An Indian court on Wednesday ordered life in jail for Kashmiri separatist leader Yasin Malik for funding “terrorist” activities and many other charges, prompting street protests outside his residence and condemnation from Pakistan’s prime minister.
Malik, head of the Jammu and Kashmir Liberation Front (JKLF), had pleaded guilty to the charges but on Wednesday told the special court where his trial was held that he had been practising non-violent politics in Kashmir after giving up arms in the 1990s.
Mainly Hindu India has been fighting an armed militancy in Muslim-majority Kashmir, also claimed by neighboring Pakistan, for decades.
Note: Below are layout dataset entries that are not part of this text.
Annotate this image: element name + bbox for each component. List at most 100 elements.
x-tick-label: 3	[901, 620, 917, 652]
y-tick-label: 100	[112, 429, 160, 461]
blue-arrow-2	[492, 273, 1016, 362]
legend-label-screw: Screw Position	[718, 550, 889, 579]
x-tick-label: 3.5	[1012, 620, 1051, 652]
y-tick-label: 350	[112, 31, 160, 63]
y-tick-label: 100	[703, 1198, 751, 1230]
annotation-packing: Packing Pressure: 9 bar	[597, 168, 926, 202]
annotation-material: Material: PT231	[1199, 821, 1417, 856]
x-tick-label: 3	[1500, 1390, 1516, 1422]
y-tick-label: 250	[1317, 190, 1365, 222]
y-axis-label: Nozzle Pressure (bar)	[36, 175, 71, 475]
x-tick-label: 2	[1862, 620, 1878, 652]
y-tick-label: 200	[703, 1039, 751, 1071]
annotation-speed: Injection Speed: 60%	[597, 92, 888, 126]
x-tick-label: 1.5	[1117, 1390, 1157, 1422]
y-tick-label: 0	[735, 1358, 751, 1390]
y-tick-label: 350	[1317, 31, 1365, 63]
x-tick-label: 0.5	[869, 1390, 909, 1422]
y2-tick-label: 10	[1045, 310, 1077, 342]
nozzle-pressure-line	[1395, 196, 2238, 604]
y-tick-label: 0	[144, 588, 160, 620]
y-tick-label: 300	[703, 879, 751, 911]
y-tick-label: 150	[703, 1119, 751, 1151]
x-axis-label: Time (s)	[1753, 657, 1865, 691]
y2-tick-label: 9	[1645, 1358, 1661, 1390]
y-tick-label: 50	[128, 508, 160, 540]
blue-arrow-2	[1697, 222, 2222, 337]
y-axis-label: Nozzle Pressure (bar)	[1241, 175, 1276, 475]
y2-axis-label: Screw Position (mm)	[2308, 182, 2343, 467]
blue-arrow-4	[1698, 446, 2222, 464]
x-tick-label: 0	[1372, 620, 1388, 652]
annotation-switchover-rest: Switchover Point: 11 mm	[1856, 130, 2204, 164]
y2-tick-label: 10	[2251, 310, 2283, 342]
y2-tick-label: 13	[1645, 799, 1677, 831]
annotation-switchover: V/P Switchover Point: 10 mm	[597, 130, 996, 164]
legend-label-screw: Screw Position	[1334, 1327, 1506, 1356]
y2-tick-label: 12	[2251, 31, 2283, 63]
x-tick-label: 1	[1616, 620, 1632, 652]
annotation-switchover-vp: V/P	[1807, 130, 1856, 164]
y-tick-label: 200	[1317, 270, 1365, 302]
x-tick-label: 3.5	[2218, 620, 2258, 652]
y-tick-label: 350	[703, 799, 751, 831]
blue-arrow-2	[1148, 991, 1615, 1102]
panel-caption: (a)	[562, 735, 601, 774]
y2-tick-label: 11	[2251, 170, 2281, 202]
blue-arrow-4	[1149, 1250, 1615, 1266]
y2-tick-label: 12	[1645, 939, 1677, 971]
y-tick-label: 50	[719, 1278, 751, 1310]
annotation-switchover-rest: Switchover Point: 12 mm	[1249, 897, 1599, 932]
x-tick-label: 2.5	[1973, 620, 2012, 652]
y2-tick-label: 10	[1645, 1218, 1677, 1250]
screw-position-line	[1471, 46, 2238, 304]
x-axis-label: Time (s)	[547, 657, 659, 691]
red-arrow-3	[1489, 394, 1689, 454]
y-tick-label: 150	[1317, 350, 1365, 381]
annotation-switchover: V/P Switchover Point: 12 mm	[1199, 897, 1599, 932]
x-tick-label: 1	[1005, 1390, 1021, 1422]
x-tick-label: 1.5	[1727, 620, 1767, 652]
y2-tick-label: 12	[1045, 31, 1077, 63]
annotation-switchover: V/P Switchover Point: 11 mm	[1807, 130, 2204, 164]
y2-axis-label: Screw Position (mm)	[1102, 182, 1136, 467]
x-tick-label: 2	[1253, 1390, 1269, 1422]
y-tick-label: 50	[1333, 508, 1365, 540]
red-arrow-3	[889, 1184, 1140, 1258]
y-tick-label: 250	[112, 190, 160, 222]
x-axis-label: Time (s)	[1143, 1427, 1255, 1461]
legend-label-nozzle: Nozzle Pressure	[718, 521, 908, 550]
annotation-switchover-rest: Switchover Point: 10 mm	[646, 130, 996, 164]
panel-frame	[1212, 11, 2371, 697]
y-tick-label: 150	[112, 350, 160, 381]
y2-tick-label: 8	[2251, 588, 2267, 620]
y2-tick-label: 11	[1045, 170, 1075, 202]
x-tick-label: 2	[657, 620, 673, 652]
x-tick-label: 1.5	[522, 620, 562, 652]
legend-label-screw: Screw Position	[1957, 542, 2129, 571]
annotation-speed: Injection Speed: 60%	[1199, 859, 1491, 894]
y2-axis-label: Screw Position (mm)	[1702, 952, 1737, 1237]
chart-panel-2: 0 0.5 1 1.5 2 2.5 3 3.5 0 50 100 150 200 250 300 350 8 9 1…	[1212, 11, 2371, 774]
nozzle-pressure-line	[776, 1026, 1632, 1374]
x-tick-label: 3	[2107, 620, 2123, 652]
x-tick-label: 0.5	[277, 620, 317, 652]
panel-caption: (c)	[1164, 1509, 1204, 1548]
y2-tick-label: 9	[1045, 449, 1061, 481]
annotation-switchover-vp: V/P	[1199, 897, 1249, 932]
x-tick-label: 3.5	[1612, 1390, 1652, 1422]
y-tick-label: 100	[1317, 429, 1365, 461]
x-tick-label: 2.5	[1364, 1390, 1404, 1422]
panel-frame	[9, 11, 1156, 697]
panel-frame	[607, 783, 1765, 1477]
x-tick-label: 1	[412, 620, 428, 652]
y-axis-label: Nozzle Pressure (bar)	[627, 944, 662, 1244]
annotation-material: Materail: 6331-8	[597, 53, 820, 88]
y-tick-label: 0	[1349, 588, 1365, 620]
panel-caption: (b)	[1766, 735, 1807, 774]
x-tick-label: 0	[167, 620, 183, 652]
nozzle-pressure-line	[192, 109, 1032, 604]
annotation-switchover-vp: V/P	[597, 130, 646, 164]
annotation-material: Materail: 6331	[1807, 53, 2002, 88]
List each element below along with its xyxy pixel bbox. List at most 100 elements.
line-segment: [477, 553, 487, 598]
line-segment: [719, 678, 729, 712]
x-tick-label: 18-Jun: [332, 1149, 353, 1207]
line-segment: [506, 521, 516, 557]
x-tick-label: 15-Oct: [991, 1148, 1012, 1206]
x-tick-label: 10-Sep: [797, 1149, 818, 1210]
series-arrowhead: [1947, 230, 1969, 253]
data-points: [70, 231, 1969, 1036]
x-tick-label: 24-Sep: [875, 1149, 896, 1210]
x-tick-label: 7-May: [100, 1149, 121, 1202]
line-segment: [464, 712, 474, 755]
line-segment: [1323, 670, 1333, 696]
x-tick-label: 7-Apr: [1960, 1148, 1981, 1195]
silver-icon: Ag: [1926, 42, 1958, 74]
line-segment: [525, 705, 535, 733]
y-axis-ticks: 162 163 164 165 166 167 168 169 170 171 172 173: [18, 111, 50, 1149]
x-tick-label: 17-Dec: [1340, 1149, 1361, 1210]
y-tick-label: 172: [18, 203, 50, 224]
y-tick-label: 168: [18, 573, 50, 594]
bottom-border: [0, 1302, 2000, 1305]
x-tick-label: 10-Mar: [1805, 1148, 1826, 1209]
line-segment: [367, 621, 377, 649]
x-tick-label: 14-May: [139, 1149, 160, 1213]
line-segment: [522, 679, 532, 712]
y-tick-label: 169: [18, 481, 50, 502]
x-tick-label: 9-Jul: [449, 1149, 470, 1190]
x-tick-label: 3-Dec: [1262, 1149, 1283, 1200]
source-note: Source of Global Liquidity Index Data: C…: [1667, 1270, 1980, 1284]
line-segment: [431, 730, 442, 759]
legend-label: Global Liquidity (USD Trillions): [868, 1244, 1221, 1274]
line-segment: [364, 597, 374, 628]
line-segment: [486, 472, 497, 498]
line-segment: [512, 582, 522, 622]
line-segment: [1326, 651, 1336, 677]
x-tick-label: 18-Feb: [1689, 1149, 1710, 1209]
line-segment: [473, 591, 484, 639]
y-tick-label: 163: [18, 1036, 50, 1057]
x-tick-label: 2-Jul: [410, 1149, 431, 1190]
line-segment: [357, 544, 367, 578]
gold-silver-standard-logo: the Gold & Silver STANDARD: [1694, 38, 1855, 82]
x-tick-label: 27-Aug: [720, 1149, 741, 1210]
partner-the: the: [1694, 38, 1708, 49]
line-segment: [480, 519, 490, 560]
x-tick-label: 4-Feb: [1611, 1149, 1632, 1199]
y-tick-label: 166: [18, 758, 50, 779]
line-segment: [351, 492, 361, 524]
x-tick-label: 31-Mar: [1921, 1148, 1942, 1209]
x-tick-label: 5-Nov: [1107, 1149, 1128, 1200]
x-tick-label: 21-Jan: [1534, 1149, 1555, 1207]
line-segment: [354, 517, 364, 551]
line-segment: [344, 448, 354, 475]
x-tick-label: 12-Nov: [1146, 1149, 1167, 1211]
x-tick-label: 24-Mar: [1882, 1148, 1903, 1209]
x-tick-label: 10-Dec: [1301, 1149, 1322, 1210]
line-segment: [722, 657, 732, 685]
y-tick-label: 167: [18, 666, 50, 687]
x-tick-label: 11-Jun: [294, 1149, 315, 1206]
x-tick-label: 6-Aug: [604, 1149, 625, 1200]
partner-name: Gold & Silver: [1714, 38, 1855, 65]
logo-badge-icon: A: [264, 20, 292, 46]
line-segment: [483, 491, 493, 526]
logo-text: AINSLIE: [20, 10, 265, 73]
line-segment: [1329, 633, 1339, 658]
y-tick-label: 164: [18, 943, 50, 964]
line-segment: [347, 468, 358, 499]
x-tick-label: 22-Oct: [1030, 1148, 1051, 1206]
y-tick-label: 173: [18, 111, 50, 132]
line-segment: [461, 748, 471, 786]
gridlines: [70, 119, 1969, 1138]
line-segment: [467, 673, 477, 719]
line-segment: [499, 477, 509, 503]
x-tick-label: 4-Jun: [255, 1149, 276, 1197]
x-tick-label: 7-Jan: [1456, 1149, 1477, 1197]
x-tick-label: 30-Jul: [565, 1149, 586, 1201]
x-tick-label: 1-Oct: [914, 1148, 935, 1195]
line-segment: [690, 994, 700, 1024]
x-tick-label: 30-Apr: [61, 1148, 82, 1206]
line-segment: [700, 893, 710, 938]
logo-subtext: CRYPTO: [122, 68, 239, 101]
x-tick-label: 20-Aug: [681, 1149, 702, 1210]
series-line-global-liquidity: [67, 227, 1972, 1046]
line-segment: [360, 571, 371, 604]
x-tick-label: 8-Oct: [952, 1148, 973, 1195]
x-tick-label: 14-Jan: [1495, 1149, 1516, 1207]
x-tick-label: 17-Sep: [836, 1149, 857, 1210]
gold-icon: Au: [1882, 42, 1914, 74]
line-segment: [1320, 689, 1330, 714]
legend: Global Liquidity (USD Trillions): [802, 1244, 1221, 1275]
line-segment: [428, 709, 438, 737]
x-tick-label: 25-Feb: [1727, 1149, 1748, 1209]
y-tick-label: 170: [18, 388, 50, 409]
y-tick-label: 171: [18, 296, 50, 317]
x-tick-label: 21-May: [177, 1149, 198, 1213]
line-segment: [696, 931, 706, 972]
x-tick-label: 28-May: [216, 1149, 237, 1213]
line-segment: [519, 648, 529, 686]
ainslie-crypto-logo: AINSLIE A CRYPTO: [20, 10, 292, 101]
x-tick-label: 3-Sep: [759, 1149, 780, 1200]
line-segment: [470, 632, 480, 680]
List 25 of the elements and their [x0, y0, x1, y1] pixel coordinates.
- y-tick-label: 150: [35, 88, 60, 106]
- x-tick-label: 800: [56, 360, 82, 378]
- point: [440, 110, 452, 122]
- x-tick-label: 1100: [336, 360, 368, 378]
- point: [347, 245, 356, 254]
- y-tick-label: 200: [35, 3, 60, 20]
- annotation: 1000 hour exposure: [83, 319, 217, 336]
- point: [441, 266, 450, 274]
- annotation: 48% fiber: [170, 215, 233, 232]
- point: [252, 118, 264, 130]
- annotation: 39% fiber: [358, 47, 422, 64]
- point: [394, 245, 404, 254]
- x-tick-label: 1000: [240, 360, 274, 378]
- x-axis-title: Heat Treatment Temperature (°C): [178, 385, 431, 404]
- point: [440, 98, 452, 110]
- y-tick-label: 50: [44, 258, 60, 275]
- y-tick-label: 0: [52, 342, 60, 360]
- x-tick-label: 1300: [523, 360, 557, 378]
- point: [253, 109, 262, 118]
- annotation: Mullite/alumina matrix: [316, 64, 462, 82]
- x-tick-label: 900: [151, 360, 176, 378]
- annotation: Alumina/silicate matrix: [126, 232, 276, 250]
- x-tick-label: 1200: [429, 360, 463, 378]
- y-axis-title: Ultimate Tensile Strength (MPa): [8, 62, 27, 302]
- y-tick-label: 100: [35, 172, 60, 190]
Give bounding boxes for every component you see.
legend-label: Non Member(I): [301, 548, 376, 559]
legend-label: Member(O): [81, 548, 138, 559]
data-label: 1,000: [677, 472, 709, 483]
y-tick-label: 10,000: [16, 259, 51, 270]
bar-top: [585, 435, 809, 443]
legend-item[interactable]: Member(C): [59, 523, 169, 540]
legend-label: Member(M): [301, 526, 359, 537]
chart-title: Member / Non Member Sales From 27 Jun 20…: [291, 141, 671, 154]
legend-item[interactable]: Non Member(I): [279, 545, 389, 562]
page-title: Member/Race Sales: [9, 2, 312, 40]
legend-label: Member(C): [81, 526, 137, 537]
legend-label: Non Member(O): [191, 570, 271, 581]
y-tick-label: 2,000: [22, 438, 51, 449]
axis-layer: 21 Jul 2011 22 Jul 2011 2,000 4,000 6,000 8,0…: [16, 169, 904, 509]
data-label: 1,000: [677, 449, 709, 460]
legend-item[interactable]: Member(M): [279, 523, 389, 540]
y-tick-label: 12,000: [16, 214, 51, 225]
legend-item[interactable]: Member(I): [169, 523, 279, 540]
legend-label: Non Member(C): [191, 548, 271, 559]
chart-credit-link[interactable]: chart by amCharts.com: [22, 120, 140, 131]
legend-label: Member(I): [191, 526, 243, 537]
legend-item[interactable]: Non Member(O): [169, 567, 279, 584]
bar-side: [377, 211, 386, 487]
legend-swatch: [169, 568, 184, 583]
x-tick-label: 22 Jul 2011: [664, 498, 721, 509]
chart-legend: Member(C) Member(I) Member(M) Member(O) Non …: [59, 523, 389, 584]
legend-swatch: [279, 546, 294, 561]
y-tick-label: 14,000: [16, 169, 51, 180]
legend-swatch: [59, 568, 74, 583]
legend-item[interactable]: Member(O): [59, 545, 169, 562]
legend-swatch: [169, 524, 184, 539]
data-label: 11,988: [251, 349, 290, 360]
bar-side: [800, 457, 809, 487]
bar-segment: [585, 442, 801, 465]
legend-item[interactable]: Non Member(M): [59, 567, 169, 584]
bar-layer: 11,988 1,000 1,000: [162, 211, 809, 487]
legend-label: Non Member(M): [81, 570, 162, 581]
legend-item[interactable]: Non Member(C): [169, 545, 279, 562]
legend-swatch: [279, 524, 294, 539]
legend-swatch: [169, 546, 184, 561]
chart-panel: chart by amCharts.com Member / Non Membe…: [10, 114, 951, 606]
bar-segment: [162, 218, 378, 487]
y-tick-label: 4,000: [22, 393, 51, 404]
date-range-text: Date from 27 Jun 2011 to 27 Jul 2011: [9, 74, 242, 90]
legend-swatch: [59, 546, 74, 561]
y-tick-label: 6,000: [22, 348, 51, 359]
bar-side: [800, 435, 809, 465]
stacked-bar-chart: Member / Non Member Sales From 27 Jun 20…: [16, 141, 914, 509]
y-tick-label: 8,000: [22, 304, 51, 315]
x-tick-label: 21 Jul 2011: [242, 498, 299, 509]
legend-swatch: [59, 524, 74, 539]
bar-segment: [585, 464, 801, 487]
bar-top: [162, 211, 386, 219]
“It is high time that it is recognized that terror funding is one of the gravest offences and has to be punished more severely,” Special Judge Parveen Singh said in the court in New Delhi, announcing Malik’s life imprisonment under a section of the Unlawful Activities Prevention Act.
The court is designated for cases brought by the National Investigation Agency (NIA), which mainly handles offenses deemed to affect the sovereignty, security and integrity of India.
According to the Indian government, Malik had been at the “fore-front of separatist activities and violence since 1988” in the Kashmir valley. It says many Kashmiri Hindus had to flee because of violence committed against them by Malik’s group in 1989.
Malik, who was convicted last week, had pleaded guilty to the 10 charges brought against him by the NIA, including waging or attempting to wage war against the government, and helping raise funds for anyone to “commit a terrorist act”.
The court said Malik “did not want any trial and therefore, he was ready to plead guilty.”
His wife Mushaal Hussein Mullick said the sentencing was illegitimate.
“Verdict in minutes by Indian kangaroo court,” she wrote on Twitter. “The iconic leader will never surrender.”
In Kashmir’s main city of Srinagar, police fired tear gas and pellets to disperse stone-pelting protesters outside Malik’s residence.
Pakistan Prime Minister Shehbaz Sharif said it was a “black day” for Indian democracy and its justice system.
“India can imprison Yasin Malik physically but it can never imprison idea of freedom he symbolises,” Sharif said on Twitter.
India declared JKLF an “unlawful association” in 2019, the year when Prime Minister Narendra Modi’s government split the state of Jammu and Kashmir into two federally controlled territories.
Political parties in Kashmir said Malik’s verdict was a setback to peace efforts.
“We are afraid that this will further compound the uncertainties in the region and will only fuel more alienation and separatist feelings,” a group of parties that have in the past fought elections in Kashmir said in a statement.